As chief of Google Apps, Girouard oversaw the company’s fast-growing cloud applications, including Google Docs, Gmail, and Google Calendar. He also started the company’s Enterprise unit, which encompassed Google Chromebooks and Search Appliance for Business.
Sundar Pichai, senior vice president for Google Chrome and Apps, will take over Girouard’s responsibilities, the company said. Amit Singh will continue managing Enterprise.
The Upstart home page features a brief statement, that says, in part, “Upstart let’s you raise capital in return for a small portion of your future income.
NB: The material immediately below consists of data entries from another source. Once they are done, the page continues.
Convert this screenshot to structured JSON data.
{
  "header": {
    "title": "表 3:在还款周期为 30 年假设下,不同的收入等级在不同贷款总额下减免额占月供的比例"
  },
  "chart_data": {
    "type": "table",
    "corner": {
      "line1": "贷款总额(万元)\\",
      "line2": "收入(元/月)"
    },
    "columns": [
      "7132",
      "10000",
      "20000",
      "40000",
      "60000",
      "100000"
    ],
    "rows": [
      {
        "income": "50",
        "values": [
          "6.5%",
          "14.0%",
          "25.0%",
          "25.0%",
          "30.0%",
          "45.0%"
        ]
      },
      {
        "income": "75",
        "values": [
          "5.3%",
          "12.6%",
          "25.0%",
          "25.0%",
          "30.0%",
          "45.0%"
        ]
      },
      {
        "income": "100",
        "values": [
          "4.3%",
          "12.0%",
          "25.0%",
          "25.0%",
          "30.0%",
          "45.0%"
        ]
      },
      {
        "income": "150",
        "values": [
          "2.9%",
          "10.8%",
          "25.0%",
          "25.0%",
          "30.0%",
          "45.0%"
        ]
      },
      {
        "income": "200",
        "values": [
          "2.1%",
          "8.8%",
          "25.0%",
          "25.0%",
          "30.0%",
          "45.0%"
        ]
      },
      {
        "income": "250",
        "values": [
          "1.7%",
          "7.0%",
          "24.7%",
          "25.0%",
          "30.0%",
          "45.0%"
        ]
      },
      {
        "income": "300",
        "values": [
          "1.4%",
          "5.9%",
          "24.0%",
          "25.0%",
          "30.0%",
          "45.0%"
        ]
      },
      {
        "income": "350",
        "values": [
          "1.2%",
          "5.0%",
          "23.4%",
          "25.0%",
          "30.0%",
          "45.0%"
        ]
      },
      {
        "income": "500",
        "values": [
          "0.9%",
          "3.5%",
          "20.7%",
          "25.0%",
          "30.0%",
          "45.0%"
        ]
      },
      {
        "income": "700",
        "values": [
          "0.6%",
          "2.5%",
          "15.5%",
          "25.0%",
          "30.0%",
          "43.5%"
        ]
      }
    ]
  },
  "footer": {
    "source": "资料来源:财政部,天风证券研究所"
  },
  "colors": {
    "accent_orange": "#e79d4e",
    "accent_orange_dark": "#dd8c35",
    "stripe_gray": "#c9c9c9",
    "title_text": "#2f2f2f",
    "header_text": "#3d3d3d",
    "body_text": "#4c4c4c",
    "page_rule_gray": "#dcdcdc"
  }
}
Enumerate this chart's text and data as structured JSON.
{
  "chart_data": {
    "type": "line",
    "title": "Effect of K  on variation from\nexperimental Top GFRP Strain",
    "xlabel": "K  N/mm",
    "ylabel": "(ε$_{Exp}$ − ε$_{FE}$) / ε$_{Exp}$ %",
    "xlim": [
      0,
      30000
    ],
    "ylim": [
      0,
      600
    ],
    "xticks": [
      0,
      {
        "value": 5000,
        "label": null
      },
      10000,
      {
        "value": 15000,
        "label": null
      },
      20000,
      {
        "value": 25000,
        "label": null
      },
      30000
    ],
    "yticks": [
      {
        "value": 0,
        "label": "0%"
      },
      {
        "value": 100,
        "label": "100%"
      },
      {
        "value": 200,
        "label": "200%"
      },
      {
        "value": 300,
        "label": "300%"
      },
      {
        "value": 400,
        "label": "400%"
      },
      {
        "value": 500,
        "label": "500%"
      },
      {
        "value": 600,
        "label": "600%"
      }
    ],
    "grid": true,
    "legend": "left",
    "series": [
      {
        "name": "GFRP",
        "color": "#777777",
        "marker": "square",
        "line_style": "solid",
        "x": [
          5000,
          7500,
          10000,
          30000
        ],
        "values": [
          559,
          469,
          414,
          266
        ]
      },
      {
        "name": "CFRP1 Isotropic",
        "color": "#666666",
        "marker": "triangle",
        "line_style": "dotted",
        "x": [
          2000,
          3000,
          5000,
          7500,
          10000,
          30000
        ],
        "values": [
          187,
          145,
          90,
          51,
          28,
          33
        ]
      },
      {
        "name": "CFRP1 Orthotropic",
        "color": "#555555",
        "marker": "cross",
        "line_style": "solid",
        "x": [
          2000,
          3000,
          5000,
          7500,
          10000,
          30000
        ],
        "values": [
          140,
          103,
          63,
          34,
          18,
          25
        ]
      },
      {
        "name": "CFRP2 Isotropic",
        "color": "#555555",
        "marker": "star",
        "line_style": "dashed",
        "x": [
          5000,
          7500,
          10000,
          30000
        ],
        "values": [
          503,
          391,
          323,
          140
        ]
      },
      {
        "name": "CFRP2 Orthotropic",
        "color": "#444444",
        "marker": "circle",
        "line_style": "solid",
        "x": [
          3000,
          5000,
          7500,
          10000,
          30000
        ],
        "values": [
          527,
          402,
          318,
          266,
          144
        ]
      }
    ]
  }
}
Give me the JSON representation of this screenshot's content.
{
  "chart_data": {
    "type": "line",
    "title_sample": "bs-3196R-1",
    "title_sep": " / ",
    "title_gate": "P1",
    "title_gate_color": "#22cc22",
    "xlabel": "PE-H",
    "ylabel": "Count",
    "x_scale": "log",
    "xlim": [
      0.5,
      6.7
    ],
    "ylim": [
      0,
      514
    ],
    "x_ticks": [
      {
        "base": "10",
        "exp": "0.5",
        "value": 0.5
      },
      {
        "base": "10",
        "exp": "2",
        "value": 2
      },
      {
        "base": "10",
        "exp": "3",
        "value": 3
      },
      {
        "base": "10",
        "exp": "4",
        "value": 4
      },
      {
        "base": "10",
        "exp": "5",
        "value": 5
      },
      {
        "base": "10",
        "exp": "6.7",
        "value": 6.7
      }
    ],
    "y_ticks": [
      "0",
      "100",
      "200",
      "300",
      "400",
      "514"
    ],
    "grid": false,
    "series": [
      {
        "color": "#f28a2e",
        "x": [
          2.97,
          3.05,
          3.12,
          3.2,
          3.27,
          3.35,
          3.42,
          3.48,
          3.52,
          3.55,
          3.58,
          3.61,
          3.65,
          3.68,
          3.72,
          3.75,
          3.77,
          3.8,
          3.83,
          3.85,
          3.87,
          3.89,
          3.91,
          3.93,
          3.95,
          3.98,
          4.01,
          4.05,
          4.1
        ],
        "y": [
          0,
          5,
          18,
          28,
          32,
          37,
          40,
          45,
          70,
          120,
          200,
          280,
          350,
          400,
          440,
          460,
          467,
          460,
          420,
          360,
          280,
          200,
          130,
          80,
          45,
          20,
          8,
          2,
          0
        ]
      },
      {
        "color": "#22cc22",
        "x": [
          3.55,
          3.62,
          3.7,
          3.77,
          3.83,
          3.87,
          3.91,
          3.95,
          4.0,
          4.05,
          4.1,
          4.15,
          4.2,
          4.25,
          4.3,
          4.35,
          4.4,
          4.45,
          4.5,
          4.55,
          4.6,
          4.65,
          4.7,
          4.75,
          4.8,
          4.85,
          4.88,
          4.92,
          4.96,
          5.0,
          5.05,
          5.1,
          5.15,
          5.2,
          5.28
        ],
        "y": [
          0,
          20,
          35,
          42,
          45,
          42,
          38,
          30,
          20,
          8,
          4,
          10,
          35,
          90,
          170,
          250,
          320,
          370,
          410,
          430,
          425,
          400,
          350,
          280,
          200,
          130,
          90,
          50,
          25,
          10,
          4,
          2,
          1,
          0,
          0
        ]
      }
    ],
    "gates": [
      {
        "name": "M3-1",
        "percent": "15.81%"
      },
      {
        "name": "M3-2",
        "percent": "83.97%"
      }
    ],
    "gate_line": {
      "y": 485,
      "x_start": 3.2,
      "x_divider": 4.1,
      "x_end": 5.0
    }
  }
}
So you can do what your meant to do.”
In his blog post, Girouard thanked Google Co-Founders Sergey Brin and CEO Larry Page, and former CEO Eric Schmidt. “After eight wonderful and life-altering years, I've decided to leave Google to pursue my own adventure,” he wrote.
“In recent months, I've thought a lot about the younger generation; about the opportunities and challenges they face in navigating their careers and life choices,” he wrote. “The result is www.upstart.com, which you'll (hopefully) hear a lot more about in the coming months.”
Google issued a statement on his departure. "Dave has decided to leave Google to pursue another opportunity,” the company said. “We’re so grateful for his contributions to Google and wish him all the best."
Last May at Google I/O, Girouard described Chromebooks as Google's effort to overhaul the flawed Windows desktop computing model.
"This may be bigger than the Google Apps launch," Girouard said at the event. "It may more impactful for people that need to run IT in a business." In 2005, Girouard, then-general manager of Google's enterprise business, briefed CRN on the search giant's plan to bring Google Desktop Search into businesses through an alliance with IBM Lotus Software.
"We try things in the consumer world and make sure they are well- and thoroughly tested. And I think we have other products that could be good in the enterprise," he told CRN at the time.
Kevin McLaughlin contributed to this article.